In the real world, our hands are our guides. We feel with them, we manipulate with them, we explore with them. We use them to eat, dress and primp ourselves, make a living, and connect with others.

And yet, in the virtual world, we’re lucky if we can use them at all.

A team of researchers at Purdue University hopes to change that with DeepHand, a deep learning-powered system for interpreting hand movements in virtual environments.

By combining depth-sensing cameras and a convolutional neural network trained on GPUs to interpret 2.5 million hand poses and configurations, the team has taken us a large step closer to being able to use our dexterity while interacting with 3D virtual objects.

Natural Interface

DeepHand fulfills the long-time vision of its lead researcher, Karthik Ramani, the Donald W. Feddersen Professor of Mechanical Engineering, at Purdue.

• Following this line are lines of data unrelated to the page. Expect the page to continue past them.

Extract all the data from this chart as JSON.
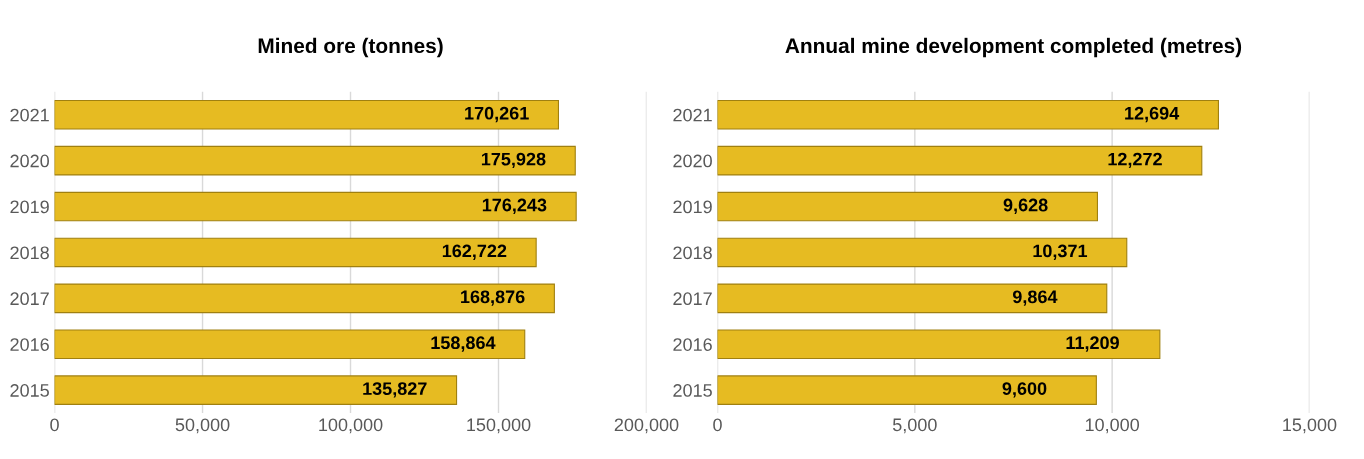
{
  "chart_data": [
    {
      "type": "bar",
      "orientation": "horizontal",
      "title": "Mined ore (tonnes)",
      "categories": [
        "2021",
        "2020",
        "2019",
        "2018",
        "2017",
        "2016",
        "2015"
      ],
      "values": [
        170261,
        175928,
        176243,
        162722,
        168876,
        158864,
        135827
      ],
      "value_labels": [
        "170,261",
        "175,928",
        "176,243",
        "162,722",
        "168,876",
        "158,864",
        "135,827"
      ],
      "color": "#e6bb22",
      "xlim": [
        0,
        200000
      ],
      "xticks": [
        0,
        {
          "value": 50000,
          "label": "50,000"
        },
        {
          "value": 100000,
          "label": "100,000"
        },
        {
          "value": 150000,
          "label": "150,000"
        },
        {
          "value": 200000,
          "label": "200,000"
        }
      ],
      "grid": "x",
      "legend": false
    },
    {
      "type": "bar",
      "orientation": "horizontal",
      "title": "Annual mine development completed (metres)",
      "categories": [
        "2021",
        "2020",
        "2019",
        "2018",
        "2017",
        "2016",
        "2015"
      ],
      "values": [
        12694,
        12272,
        9628,
        10371,
        9864,
        11209,
        9600
      ],
      "value_labels": [
        "12,694",
        "12,272",
        "9,628",
        "10,371",
        "9,864",
        "11,209",
        "9,600"
      ],
      "color": "#e6bb22",
      "xlim": [
        0,
        15000
      ],
      "xticks": [
        0,
        {
          "value": 5000,
          "label": "5,000"
        },
        {
          "value": 10000,
          "label": "10,000"
        },
        {
          "value": 15000,
          "label": "15,000"
        }
      ],
      "grid": "x",
      "legend": false
    }
  ]
}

“I’ve always wanted to design and develop our hands as a key part of a user interface element, because we do so much in the real world with our hands so naturally,” Ramani said. “The use of hand gestures offers smart and intuitive communication with 3D objects.”

Ramani said that the emergence of more affordable depth-sensing cameras has broadened the possibilities for hand-movement recognition, and has raised expectations for more natural use of hands in human-computer interfaces.

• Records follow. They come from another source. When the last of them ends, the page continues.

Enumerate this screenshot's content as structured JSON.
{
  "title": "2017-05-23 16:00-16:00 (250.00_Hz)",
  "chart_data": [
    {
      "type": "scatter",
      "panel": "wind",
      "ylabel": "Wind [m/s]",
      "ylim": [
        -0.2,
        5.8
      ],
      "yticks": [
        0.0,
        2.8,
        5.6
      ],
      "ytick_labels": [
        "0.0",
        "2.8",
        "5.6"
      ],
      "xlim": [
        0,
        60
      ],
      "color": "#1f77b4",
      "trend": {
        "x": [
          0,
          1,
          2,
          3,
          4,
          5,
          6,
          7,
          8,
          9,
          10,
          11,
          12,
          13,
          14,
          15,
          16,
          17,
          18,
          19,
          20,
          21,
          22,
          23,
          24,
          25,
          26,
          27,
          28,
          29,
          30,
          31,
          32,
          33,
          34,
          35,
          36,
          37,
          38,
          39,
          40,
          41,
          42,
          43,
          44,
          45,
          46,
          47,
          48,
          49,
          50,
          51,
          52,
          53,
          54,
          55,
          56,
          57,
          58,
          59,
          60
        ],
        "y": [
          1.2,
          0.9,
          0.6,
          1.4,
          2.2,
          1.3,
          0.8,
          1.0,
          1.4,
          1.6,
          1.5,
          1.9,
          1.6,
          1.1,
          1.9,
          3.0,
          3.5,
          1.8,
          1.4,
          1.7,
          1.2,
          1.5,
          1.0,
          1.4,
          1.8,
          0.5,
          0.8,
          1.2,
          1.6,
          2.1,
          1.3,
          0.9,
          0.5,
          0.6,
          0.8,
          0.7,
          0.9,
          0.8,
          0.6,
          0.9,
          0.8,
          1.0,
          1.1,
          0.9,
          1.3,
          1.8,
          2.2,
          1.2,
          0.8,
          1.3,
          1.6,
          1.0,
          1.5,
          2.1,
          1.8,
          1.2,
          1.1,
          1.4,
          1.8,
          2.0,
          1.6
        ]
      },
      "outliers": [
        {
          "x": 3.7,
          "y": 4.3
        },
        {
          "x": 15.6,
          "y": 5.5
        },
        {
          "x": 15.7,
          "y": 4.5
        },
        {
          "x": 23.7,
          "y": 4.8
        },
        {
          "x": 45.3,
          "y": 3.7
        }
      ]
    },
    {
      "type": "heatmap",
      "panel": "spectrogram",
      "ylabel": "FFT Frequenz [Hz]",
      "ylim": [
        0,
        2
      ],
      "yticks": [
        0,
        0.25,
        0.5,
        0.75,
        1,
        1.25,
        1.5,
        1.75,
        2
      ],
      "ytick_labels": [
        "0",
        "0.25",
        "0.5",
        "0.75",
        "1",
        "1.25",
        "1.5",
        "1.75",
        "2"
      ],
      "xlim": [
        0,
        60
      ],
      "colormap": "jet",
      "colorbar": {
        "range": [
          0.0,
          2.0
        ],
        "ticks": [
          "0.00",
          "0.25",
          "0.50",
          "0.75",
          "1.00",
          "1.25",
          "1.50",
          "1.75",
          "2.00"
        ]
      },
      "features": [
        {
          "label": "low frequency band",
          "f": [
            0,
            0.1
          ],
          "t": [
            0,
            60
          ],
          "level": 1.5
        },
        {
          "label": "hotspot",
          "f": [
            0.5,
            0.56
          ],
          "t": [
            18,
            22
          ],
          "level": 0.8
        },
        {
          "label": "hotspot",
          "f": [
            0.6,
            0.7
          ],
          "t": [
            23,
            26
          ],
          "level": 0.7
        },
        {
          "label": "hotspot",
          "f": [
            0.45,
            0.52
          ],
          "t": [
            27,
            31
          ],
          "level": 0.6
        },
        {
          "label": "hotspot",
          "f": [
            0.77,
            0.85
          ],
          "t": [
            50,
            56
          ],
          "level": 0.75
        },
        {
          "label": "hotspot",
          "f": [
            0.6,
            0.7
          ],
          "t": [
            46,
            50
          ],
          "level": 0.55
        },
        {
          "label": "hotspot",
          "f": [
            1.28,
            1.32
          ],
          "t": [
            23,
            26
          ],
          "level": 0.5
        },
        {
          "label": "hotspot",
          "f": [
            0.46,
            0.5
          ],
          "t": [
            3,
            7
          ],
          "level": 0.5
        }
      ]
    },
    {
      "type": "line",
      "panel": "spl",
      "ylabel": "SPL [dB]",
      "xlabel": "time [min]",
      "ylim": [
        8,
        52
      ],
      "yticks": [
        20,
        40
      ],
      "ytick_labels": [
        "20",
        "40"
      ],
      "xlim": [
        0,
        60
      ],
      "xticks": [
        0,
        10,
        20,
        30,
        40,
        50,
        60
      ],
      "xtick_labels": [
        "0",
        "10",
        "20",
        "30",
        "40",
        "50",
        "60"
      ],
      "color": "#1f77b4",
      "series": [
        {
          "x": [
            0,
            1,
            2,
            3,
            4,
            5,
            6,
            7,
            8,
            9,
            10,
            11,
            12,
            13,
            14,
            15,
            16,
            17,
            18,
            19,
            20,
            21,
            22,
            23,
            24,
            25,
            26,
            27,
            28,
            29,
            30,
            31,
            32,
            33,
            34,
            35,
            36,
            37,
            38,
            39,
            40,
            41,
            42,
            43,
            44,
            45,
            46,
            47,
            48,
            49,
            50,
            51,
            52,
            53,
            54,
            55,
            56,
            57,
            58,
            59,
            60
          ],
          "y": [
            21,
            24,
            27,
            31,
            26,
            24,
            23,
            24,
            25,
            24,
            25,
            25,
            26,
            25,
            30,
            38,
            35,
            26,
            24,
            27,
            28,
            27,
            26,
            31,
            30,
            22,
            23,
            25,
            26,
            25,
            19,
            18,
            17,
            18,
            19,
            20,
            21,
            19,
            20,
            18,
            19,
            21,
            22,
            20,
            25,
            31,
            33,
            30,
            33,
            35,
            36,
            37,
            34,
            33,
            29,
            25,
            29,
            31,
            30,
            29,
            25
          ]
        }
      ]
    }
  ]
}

GPUs are helping the cause by speeding up the training of convolutional neural networks such as the one created for DeepHand. Ramani and his two graduate student researchers, Ayan Sinha and Chiho Choi, used NVIDIA GPUs to train their network, and Ramani said they were able to complete the process 2-3 times faster than if they’d used CPUs.

Working Out the Kinks

Despite the team’s clear progress, numerous challenges remain. Parts of the fingers and hands often block the view of the camera, making interpretation of hand motions sometimes impossible. The hand’s numerous joints and sheer volume of potential motions are almost limitless. What’s more, parts of the hand look so similar to one another that the system can sometimes struggle to identify what part it’s looking at.

“Figuring out the exact hand location and angles of all the joints through vision is not as easy as fitting a line through a bunch of points,” Ramani said. “It is a much harder problem.”

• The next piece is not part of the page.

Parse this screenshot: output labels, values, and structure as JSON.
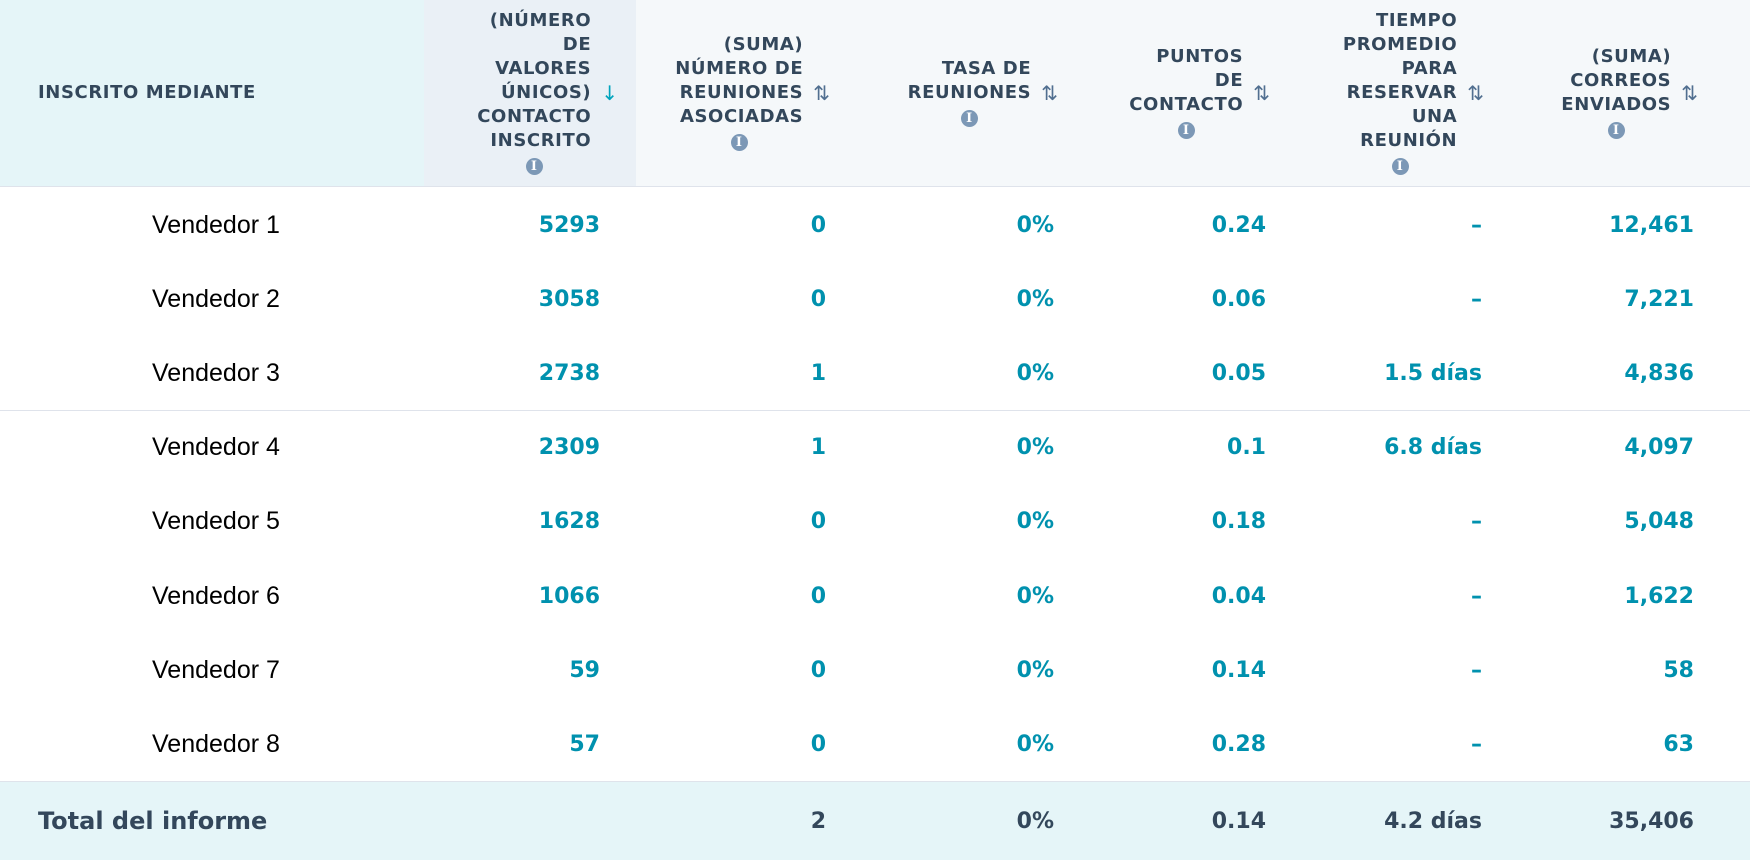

Fortunately for Ramani, the project has support in the form of National Science Foundation funding routed through his affiliated startup company, ZeroUI, which is focused on the development of the hands as a user interface. (The company has gained some attention for its Ziro modular construction kit for building hand-controlled robotic toys.)

Big Plans

Ramani’s team plans to eventually commercialize DeepHand through ZeroUI. But he says they have more work to do in reducing the “noise” that interferes with hand motion interpretations before it starts developing augmented and virtual reality applications.

“The hand model has to be made robust and utilitarian for real-world AR and VR use,” he said. He and his team plan to keep pushing toward just that.

The team presented its research paper at the 2016 IEEE Conference on Computer Vision and Pattern Recognition held in Las Vegas earlier this summer.